YapTrack is a real-time meeting guide that forces you to close the loop on all of your ideas

Inspiration

One of our team members spent 5 hours in a meeting just to MOVE SOME COLUMNS IN A DATABASE. The meeting should have been two hours, but it got stretched out because every time we proposed a small changes, we weren’t able to keep track of all of the prior requirements to our solution and the resulting implications of the change. This resulted in a feedback loop where we kept following the chain of ideas, forgetting why we changed something and reverting back and forth. 5 Software engineers, getting paid about $500 in company resources per an hour, got dragged out for 3 extra hours ($1500 in unnecessary costs) just to make a decision that they had considered from the start.

Topic fluctuations constantly arise in our meetings. We are tired of wasting our time trying to remember how to circle back to a concrete starting point.

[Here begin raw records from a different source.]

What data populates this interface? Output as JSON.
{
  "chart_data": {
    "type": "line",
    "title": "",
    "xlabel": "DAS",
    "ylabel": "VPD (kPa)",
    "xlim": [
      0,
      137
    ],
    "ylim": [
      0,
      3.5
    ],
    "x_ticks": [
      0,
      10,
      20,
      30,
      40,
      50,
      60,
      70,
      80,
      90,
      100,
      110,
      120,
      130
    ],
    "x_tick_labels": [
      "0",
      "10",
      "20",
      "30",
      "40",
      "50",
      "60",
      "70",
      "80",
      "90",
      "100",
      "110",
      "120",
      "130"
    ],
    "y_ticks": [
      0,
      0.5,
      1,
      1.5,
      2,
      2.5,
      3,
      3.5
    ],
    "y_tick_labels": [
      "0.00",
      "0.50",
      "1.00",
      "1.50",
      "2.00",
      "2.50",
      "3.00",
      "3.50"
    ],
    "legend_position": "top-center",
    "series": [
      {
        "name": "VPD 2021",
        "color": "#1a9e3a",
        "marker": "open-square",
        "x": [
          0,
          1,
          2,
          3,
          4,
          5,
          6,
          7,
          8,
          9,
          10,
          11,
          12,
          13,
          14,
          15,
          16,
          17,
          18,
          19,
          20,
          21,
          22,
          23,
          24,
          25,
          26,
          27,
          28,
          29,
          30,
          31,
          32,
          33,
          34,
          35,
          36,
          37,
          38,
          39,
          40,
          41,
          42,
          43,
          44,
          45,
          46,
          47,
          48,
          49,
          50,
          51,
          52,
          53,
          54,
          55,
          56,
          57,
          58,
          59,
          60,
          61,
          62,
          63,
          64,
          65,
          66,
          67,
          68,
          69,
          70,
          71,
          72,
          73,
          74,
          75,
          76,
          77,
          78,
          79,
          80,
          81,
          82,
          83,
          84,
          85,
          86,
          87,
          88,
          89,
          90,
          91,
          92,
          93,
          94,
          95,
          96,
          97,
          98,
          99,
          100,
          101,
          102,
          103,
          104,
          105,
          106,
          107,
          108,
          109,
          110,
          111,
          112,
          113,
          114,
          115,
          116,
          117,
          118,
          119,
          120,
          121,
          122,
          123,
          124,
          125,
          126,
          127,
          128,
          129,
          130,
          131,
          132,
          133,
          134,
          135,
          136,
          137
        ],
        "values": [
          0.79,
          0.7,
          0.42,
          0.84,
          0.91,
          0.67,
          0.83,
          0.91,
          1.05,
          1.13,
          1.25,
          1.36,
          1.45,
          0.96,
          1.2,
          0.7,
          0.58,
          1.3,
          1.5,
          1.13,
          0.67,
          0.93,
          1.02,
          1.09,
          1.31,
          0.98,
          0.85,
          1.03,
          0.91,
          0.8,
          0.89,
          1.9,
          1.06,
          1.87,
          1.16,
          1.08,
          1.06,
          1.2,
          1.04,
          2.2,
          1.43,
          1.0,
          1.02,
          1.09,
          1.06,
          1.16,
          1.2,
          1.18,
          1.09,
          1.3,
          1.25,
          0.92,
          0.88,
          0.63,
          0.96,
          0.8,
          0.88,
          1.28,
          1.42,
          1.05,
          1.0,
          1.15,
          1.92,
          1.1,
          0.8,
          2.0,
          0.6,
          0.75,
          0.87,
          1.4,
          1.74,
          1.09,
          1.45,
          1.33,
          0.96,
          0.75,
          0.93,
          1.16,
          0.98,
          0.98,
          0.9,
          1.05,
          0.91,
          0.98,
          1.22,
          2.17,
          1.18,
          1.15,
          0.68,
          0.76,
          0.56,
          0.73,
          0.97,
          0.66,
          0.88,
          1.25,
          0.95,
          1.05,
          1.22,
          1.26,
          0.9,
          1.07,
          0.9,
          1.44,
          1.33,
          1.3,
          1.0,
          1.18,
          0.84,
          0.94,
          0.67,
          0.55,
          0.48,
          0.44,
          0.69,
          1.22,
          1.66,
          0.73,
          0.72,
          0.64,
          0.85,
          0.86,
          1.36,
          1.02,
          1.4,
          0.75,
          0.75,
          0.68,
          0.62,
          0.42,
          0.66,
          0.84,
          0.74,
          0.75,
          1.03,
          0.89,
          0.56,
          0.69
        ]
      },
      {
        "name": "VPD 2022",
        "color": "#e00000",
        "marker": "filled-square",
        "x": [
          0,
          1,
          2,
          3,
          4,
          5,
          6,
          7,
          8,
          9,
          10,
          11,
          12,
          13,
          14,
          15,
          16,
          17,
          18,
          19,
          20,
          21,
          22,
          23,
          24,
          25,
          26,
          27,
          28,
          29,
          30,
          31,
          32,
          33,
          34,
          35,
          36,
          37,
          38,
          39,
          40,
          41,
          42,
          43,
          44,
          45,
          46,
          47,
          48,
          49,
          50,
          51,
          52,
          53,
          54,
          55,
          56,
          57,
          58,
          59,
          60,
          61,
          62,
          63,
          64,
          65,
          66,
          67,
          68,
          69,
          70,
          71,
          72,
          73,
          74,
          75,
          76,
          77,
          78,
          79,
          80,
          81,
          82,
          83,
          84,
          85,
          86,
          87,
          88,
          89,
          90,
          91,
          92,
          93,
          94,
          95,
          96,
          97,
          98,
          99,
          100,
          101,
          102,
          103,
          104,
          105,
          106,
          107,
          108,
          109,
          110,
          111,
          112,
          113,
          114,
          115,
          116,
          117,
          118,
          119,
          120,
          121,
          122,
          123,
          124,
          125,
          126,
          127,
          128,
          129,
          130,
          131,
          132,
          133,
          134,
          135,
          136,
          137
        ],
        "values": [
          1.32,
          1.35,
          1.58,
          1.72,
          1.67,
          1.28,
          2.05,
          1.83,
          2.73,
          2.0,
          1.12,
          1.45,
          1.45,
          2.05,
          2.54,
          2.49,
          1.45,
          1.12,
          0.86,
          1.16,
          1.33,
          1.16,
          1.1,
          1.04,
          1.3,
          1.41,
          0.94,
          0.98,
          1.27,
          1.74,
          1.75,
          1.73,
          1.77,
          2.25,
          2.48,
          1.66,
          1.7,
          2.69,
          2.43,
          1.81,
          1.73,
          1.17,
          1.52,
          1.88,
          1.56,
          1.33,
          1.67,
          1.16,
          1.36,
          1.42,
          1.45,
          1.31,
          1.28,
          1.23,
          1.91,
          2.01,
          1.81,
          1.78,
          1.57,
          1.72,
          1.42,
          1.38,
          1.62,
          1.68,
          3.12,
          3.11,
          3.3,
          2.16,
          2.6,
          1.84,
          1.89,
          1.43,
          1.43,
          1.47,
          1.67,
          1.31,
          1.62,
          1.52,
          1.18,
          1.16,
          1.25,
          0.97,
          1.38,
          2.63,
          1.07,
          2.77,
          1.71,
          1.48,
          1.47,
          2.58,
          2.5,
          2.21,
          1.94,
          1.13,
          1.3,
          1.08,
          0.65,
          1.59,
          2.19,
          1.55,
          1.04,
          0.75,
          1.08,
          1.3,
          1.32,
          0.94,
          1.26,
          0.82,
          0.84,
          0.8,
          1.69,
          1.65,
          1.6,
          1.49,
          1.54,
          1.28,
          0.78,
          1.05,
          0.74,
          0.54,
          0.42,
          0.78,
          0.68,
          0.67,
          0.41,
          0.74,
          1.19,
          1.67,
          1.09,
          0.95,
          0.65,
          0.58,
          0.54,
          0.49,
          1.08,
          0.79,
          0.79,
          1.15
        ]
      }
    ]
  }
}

So we intended to solve this problem by creating a meeting guide that highlights questions that have yet to be explored to completion and previous decisions that informed our decision making process.

How we built it

We take speech audio, and in real-time convert it into text. In order to provide a real time speech experience with Groq (which requires complete audio files) we needed to send many small audio segments to create real-time transcriptions of spoken language. As a result, we constantly sliced our audio stream on 5 second increments. We queried LLMS to predict the intended sentence structure when the splits occurred in the middle of a word. For example, when the splitted language looked like “A”, “wire”, the LLM could predict that we intended to say “Acquire”. Thus using assistive LLM merging on different segments seamlessly built upon our ideas as we gained more speech-to-text information. As we keep adding information, we also use llama-index LLM to extract entity-relationship-entity triplets for building nodes and edges in our knowledge graph. Once our knowledge graph is built, we visualize current idea branches and the full knowledge graph. Additionally, the entities can be re-evaluated for additional correlation edges in our graph, by using a transformer model to embed the entities and threshold cosine similarity scores.

For example: when the splitted language looked like “A”, “wire”. Using the context of the sentence, the LLM could predict that we intended to say “Acquire”. Thus using assistive LLM merging on different segments seamlessly built upon our ideas as we gained more speech-to-text information.

For the backend, a graphical database, Neo4j, was used to keep track of both our initial node relationships based on the text, and also additional correlations derived after generating the knowledge graph.

Repo - Next JS w/ Flask and Aceternity UI ← need more info here

Challenges we ran into

Similarity Search and Similarity Thresholding: When generating different entities and relationships using our LLM, we realized that some nodes might be very closely correlated, but not understood in a sentence structure. Therefore, we used the BERT (Bidirectional Encoder Representations from Transformers) model, a pre-trained language model developed by Google. It gives us semantic encoding of all our entities, which allows us to do cosine similarities on our embeddings, and find new correlations on our knowledge graph. Based on a threshold, we create correlation edges on the graph. This could be potentially useful for finding new relationships or merging highly related nodes that represent near similar ideas. Redundancies in Knowledge graph entity generation . We queried LLAMA for (Source Entity -> Edge -> Destination Entity) mappings. Though it immediately began to form pairings, it often created high similarity pairings like (“greg”, “likes”, “sleeping on the couch”) and (“greg”, “enjoys”, “spending time sleeping on the couch”) which is a redundancy that we wanted to avoid when querying the graph. We used three techniques to mitigate these redundancies: GraphDB input to our RAG queries provided context for matching new entities to closely related existing ones. Prompt engineering using examples of closely matching inputs being generalized into the same entities Vector Cosine Similarity Scores: Depending on the use-case of our knowledge graph (ie. Learning, Brainstorming, Requirements Analysis) we set different thresholds based Knowledge graph real time visual display Because the knowledge graph was dynamically being changed due to updates from real time audio streaming, it was difficult keeping the UI live. To address this issue, we had to extensively research React components and their operations.

Accomplishments that we're proud of

Making use of the Neo4j Graph Database, allowing us to query data using the Cypher query language to extract paths and edges with less logic on the backend, and more logic in-database. Using Groq and llama-index to quickly streamline speech recognition to a knowledge graph database. Leveraging prompt engineering to get full power from our LLMs. Finding more discrete relationships using transformer model embedding on text entities.

What we learned

Learning how to use Groq (speech recognition and llama index node extractions). Fine-tuning LLM prompts for specific output formats. Embedding text information using machine learning.

What's next for YapTrack

Adding a large list of prompt options for knowledge graph styles, or allowing users to make their own prompts for knowledge graph entities to fit their specific needs. Merging nodes based on correlation calculations on similarity search.